Two blue-eyed parents, on the other hand, are much less likely to have darker-eyed children. The reason is that, in general, darker eyes are so much more dominant than the genetic trait, that when it is present, it would appear first in the father or mother, who in turn would not have blue eyes at all.
However, due to the complexities of how genetic traits are passed on, it is entirely possible for a man and a woman, who are both blue-eyed, to have a brown-eyed child.
His eyes may only be blue temporarily; Babies’ eyes can change color if the brown pigment melanin evolves as they grow. Human eye color originates from three genes, two of which are well known. These genes explain the most common colors: green, brown and blue. At this time, there is no complete explanation for other colors such as gray, almond and other multiple combinations.
The protagonist of all these changes is melanin, a pigment produced by the human body that is responsible for assigning the color of the eyes, hair and skin. The greater the amount of this substance, the color that will predominate in your body will be a dark tone, however, if the amount is less, it will be the opposite. People at birth have a very small amount of melanin, but as they grow and are exposed to the sun’s rays, the pigment increases and that is how the color of the eyes, hair and skin is more intense. However, with the passage of adulthood, eumelanin, which produces dark colors, decreases and the shades of hair are light, which produces gray hair.
In this sense, in the first months of life, the cells that produce melanin are very immature, but as the baby grows they mature, producing a dark color. That is why children’s hair darkens with age.
Some children are born with different colored irises. This is usually caused by defective pigment transport during development, local trauma either in utero or after birth, or a benign genetic disorder.
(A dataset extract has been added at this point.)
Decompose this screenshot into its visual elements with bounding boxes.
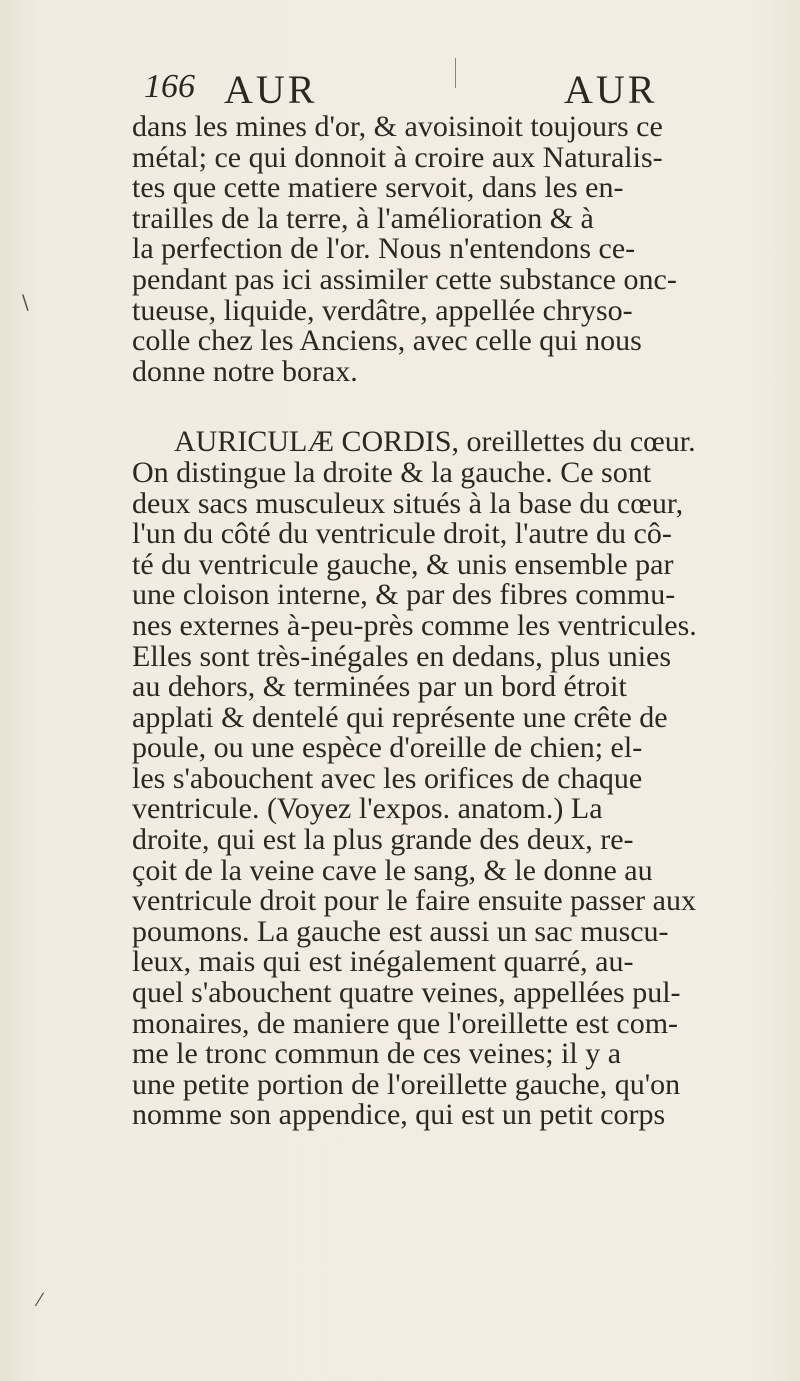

The iris is a muscle that expands and contracts to control the size of the pupil. The pupil enlarges under dimmer lighting and shrinks under more light. The pupil also gets smaller when you focus on objects at close range, such as when reading a book. When the size of the pupil changes, the pigments in the iris are compressed or spread out, slightly changing the color of the eyes. Some people report that their eyes change color when they are angry or shocked, and it is possible that some emotions can change both the size of the pupil and the color of the iris.
Eye color also changes with age. This happens in 10 to 15% of the Caucasian population, who generally have lighter eyes. Keep in mind that if your eye color changes quite drastically, or if one eye changes from brown to green or blue to brown (called heterochromia), it’s important to see your eye care professional, as Eye color changes can be a warning of certain diseases.